Over 11,000 scientists have signed up to a declaration stating that the Earth is "facing a climate emergency."
The declaration is written in a paper published in the journal BioScience. Authored by a number of scientists from around the world, it paints a stark picture of how our planet is faring.
The "climate crisis", according to the authors, "has arrived and is accelerating faster than most scientists expected." It is described as being "more severe than anticipated, threatening natural ecosystems and the fate of humanity."
Published Tuesday, the paper comes 40 years after the First World Climate Conference, which took place in Geneva in 1979. It is informed by decades of analysis related to data such as energy consumption, per capita meat production, human population and fossil fuel consumption.
"Despite 40 years of major global negotiations, we have continued to conduct business as usual and have failed to address this crisis," Oregon State University's William J. Ripple, a co-lead author of the paper, said in a statement.
The authors of the report highlight six areas where urgent action is required: energy, short lived pollutants, nature, food, the economy and population.

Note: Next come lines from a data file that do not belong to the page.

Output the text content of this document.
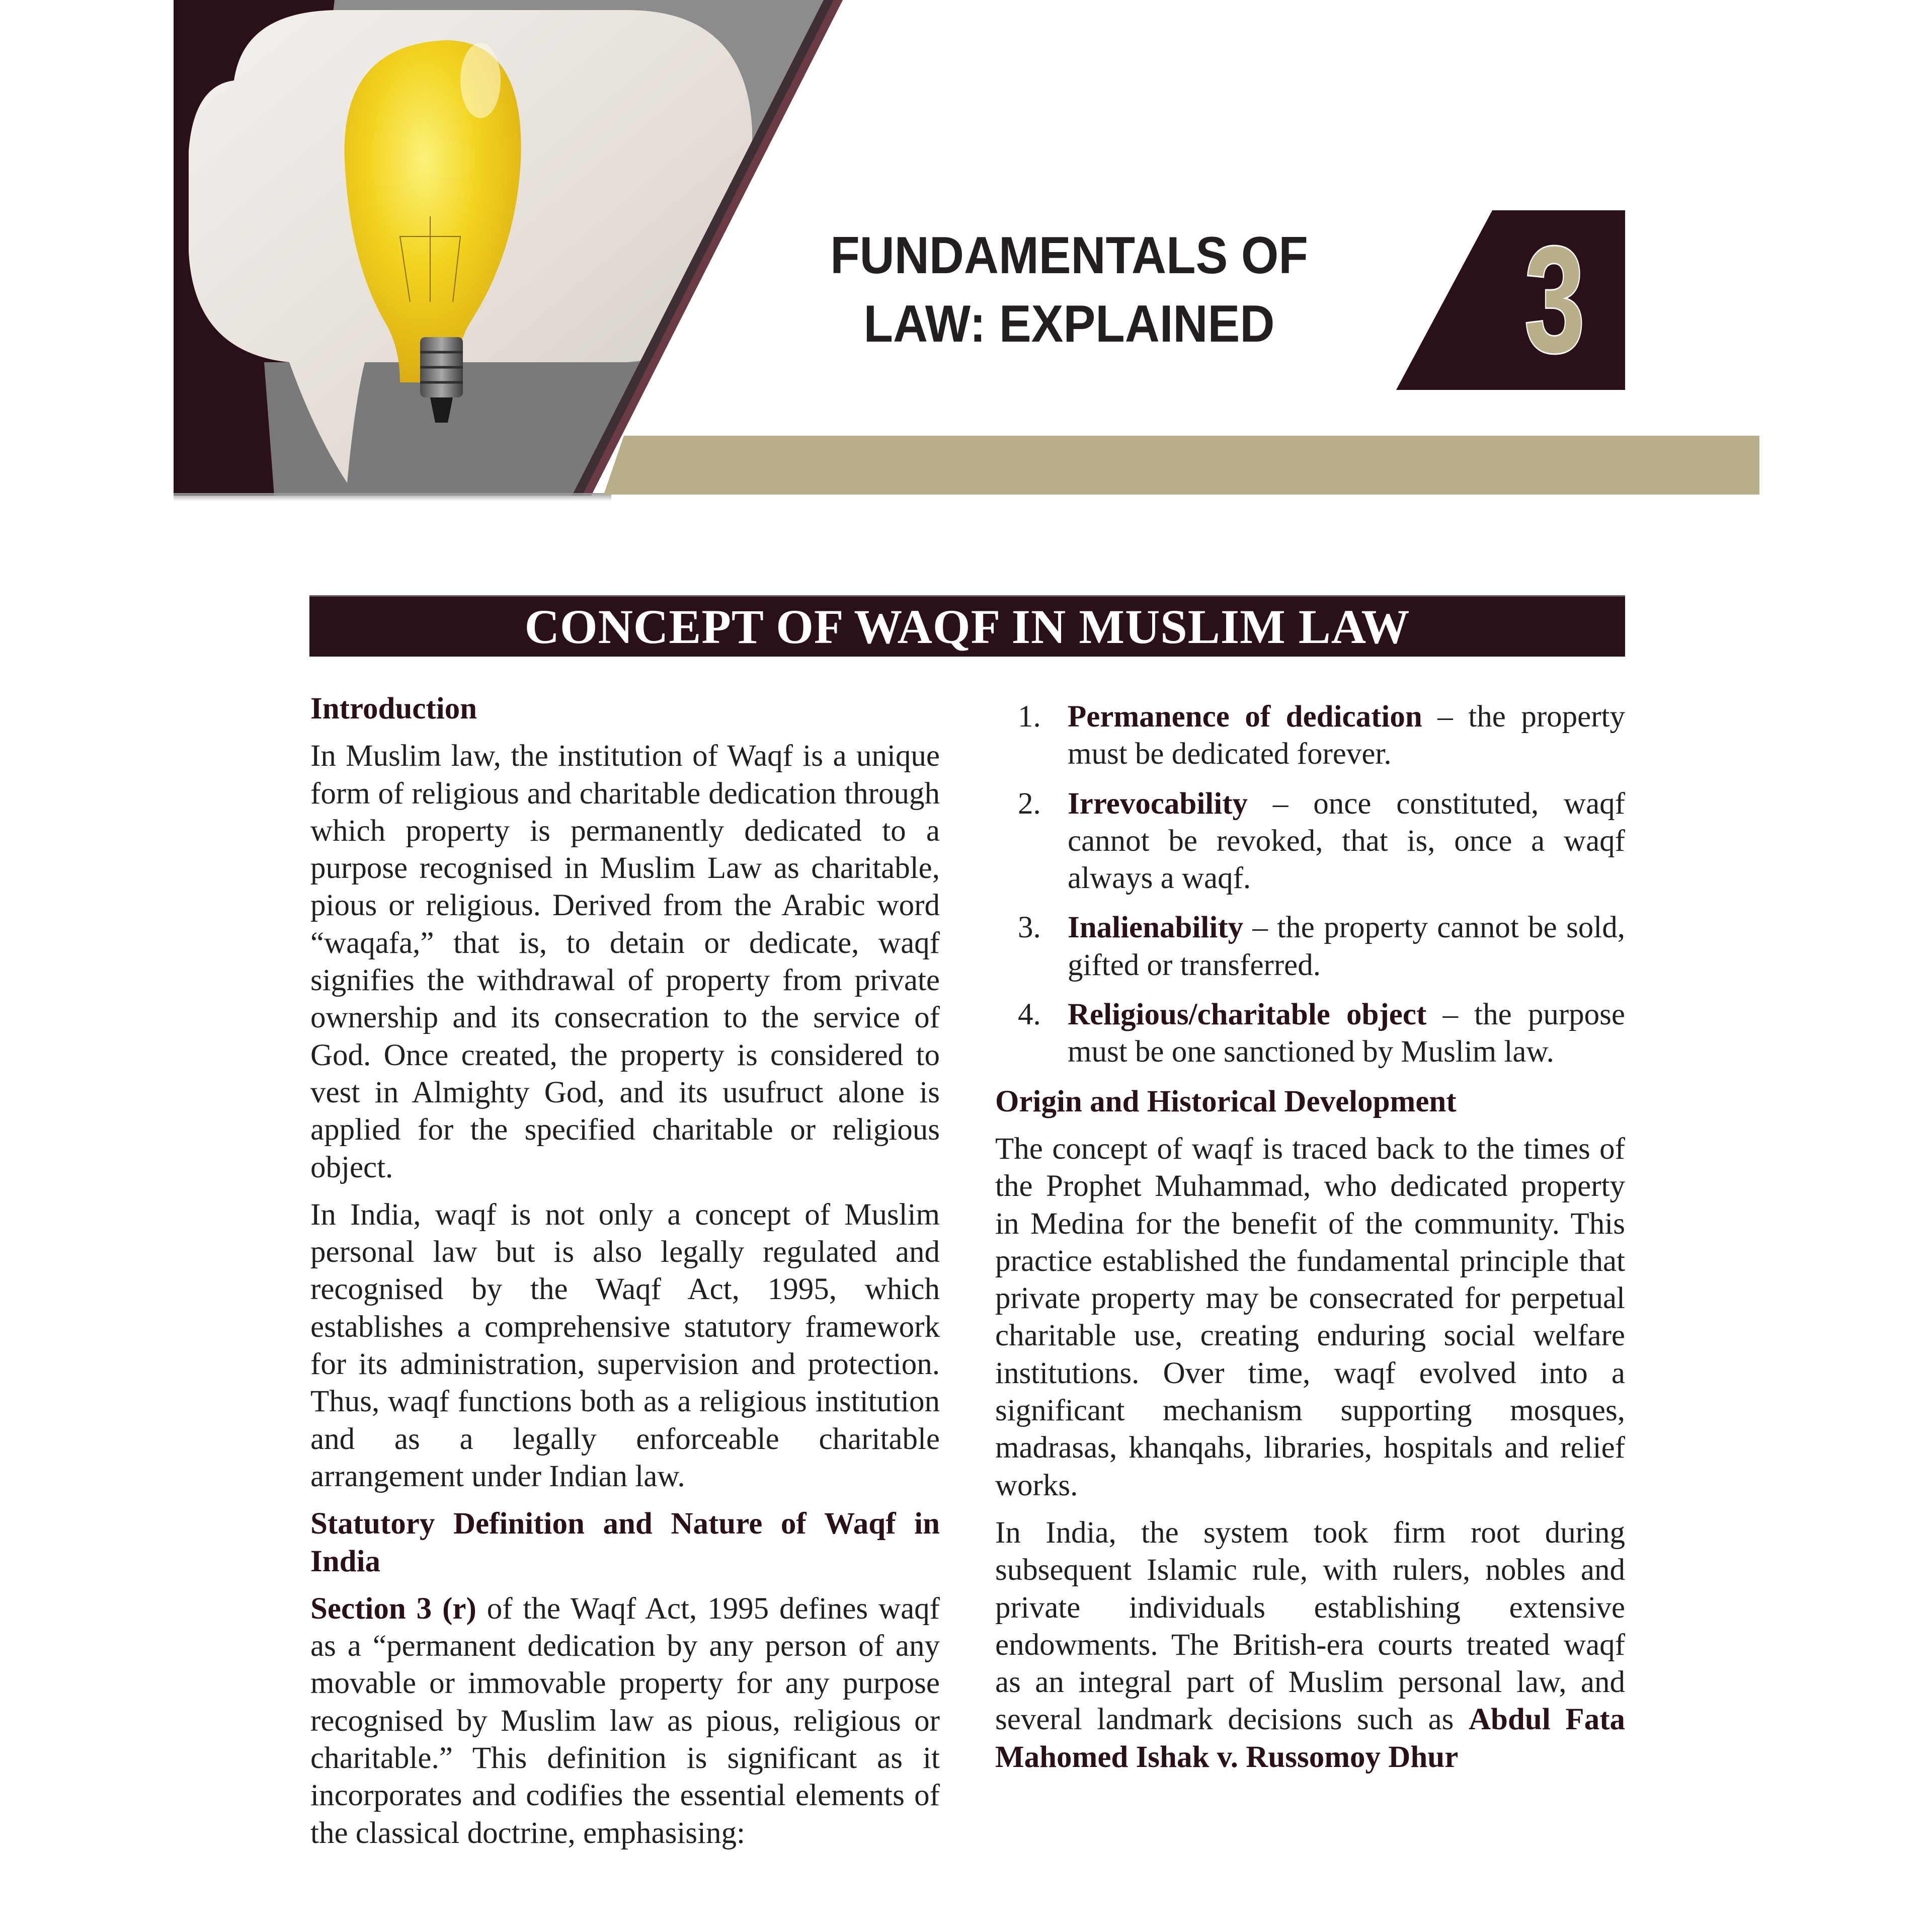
FUNDAMENTALS OF
LAW: EXPLAINED	3
CONCEPT OF WAQF IN MUSLIM LAW
Introduction
In Muslim law, the institution of Waqf is a unique form of religious and charitable dedication through which property is permanently dedicated to a purpose recognised in Muslim Law as charitable, pious or religious. Derived from the Arabic word “waqafa,” that is, to detain or dedicate, waqf signifies the withdrawal of property from private ownership and its consecration to the service of God. Once created, the property is considered to vest in Almighty God, and its usufruct alone is applied for the specified charitable or religious object.
In India, waqf is not only a concept of Muslim personal law but is also legally regulated and recognised by the Waqf Act, 1995, which establishes a comprehensive statutory framework for its administration, supervision and protection. Thus, waqf functions both as a religious institution and as a legally enforceable charitable arrangement under Indian law.
Statutory Definition and Nature of Waqf in India
Section 3 (r) of the Waqf Act, 1995 defines waqf as a “permanent dedication by any person of any movable or immovable property for any purpose recognised by Muslim law as pious, religious or charitable.” This definition is significant as it incorporates and codifies the essential elements of the classical doctrine, emphasising:
1. Permanence of dedication – the property must be dedicated forever.
2. Irrevocability – once constituted, waqf cannot be revoked, that is, once a waqf always a waqf.
3. Inalienability – the property cannot be sold, gifted or transferred.
4. Religious/charitable object – the purpose must be one sanctioned by Muslim law.
Origin and Historical Development
The concept of waqf is traced back to the times of the Prophet Muhammad, who dedicated property in Medina for the benefit of the community. This practice established the fundamental principle that private property may be consecrated for perpetual charitable use, creating enduring social welfare institutions. Over time, waqf evolved into a significant mechanism supporting mosques, madrasas, khanqahs, libraries, hospitals and relief works.
In India, the system took firm root during subsequent Islamic rule, with rulers, nobles and private individuals establishing extensive endowments. The British-era courts treated waqf as an integral part of Muslim personal law, and several landmark decisions such as Abdul Fata Mahomed Ishak v. Russomoy Dhur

They argue that fossil fuels should be replaced by renewables and "other cleaner sources of energy if safe for people and the environment." When it comes to food, a plant-based diet combined with a reduction in the consumption of animal based products is advocated, while they also call for the protection and restoration of the planet's ecosystems.
The paper will be troubling for many, but it does offer some hope for the future. "We are encouraged by a recent surge of concern," the authors write.
"Governmental bodies are making climate emergency declarations. School children are striking. Ecocide lawsuits are proceeding in the courts. Grassroots citizen movements are demanding change, and many countries, states and provinces, cities, and businesses are responding."